A lot of ultra-marathons have a mandatory kit list in which you must have on you at all times. This can include map and compass, survival bag, whistle and waterproofs. Ensure you have all this kit and train with it. Ensure you can pack it correctly, so your pack/vest sits comfortably and doesn’t rattle about. Invest in a good waterproof running jacket, especially if you’re doing 50 mile + events in the UK. It can be a game changer. A lot of runners have very positive experiences with running poles/sticks too. I personally have used them more since racing in the Lake District, utilising them on the big climbs.

Ensure you’ve got the right trainers for the terrain. If you’re running on trail/bridleways etc then most trail shoes will be adequate. If you’re racing on more mountainous/wet rock and technical descents a shoe with at least 5mm lugs (tread on the bottom) would help keep grip and confidence. Overall shoes should just be comfortable and fit well.

Feet

I’m not going to dwell too much on this one. Check out the book ‘fix your feet’ by John Vonhof. There may be some strategies in there to help overcome blisters and other foot issues.

Failure to Prepare is Preparing to Fail

I hated it when people used phrases like that when I was in the military. However, when surveys have been conducted after some ultra-marathons, one of the most common responses for why some participants DNF’d or didn’t perform as well as they hoped, was a lack of preparation i.e. not enough training, lack of adequate kit or poor nutrition.
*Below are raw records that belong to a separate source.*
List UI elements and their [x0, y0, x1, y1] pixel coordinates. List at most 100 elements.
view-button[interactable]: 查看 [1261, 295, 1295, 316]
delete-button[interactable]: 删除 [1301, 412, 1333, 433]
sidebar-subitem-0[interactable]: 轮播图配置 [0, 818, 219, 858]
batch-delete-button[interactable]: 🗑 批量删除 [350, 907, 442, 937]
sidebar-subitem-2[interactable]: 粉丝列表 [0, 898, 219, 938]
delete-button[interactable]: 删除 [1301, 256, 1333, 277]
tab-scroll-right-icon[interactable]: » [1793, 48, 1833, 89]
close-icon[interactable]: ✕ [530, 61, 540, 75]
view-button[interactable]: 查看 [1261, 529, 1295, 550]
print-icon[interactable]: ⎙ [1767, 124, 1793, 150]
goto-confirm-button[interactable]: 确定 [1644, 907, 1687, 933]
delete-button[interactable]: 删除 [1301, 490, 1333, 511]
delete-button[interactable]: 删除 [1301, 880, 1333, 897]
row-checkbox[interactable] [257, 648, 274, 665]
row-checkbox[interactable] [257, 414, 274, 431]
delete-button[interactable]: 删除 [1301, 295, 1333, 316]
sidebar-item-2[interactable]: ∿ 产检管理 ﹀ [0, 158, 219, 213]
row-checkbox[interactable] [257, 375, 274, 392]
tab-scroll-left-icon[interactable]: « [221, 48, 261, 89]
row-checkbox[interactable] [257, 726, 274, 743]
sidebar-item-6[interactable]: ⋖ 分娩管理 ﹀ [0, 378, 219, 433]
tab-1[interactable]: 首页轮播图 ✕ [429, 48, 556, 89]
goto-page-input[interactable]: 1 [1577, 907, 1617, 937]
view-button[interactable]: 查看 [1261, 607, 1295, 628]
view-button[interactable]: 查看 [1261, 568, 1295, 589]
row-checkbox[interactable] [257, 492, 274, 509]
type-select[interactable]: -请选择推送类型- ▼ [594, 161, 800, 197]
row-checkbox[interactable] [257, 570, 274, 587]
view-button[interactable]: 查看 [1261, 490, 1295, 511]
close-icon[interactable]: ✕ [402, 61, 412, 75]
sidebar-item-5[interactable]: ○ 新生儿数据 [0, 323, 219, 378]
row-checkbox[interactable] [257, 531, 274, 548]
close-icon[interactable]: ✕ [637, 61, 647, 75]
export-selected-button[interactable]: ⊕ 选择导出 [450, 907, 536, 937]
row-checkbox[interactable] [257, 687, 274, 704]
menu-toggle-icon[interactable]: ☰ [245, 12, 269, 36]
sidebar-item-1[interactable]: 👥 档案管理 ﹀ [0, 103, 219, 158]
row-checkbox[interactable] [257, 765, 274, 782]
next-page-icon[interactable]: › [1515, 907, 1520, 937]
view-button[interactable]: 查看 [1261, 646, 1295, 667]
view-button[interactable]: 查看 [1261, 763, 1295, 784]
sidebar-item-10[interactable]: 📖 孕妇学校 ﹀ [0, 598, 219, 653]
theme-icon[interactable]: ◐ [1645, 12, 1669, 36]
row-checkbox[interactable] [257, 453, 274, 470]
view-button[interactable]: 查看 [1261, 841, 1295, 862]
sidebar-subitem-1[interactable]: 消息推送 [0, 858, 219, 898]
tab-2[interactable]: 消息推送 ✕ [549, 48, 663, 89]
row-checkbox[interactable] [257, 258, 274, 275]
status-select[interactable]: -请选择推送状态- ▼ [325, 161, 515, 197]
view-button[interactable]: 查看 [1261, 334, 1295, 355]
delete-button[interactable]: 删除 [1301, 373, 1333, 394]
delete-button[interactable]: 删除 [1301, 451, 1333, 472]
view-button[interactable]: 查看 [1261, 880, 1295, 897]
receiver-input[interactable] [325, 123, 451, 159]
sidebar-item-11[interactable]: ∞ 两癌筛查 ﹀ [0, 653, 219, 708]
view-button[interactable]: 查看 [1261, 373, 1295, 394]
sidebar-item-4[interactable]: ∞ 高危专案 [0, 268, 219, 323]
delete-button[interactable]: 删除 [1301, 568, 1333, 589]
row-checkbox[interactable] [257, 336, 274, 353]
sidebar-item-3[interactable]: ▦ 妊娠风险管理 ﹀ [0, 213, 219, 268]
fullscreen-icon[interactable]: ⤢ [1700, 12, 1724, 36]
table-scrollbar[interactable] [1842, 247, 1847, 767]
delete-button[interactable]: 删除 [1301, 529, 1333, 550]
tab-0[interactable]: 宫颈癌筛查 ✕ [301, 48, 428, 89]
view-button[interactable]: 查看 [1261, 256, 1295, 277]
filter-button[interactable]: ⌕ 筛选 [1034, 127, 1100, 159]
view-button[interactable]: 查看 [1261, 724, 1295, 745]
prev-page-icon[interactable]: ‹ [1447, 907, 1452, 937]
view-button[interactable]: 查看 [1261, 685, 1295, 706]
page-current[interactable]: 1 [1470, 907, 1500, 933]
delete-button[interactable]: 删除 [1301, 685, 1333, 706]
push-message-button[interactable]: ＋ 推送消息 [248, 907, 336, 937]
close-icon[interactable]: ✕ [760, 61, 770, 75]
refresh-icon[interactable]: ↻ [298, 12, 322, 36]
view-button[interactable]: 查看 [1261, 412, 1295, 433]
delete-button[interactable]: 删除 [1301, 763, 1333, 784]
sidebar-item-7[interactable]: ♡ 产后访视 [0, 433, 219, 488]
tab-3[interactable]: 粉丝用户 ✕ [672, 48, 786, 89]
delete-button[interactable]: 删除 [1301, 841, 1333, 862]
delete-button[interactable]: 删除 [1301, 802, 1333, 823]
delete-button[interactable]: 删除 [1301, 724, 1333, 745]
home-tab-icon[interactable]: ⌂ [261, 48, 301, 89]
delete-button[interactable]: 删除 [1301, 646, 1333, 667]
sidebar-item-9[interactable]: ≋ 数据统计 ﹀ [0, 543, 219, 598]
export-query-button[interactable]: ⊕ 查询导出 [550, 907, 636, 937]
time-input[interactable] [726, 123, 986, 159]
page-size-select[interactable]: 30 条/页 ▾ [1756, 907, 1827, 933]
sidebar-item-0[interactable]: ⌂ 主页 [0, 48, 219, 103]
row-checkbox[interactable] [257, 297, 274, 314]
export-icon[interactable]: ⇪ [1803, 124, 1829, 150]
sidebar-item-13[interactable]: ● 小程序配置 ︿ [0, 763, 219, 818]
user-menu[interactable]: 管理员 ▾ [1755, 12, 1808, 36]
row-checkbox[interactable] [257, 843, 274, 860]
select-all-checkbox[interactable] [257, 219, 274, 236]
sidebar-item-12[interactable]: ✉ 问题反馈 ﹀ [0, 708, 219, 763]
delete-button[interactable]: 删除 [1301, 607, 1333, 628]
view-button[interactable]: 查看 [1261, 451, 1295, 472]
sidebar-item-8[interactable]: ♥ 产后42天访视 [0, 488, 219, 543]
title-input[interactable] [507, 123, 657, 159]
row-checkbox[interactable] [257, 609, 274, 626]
These are all easy wins, and too often we focus on super lightweight kit or the latest graphene grip shoes or fucking snap back hats at the expense of structured training and practicing nutrition. Be prepared. Whilst I know life gets in the way sometimes, if you’ve established your why, given yourself enough time to train and carried out a structured training plan, you should always hit the start line prepared.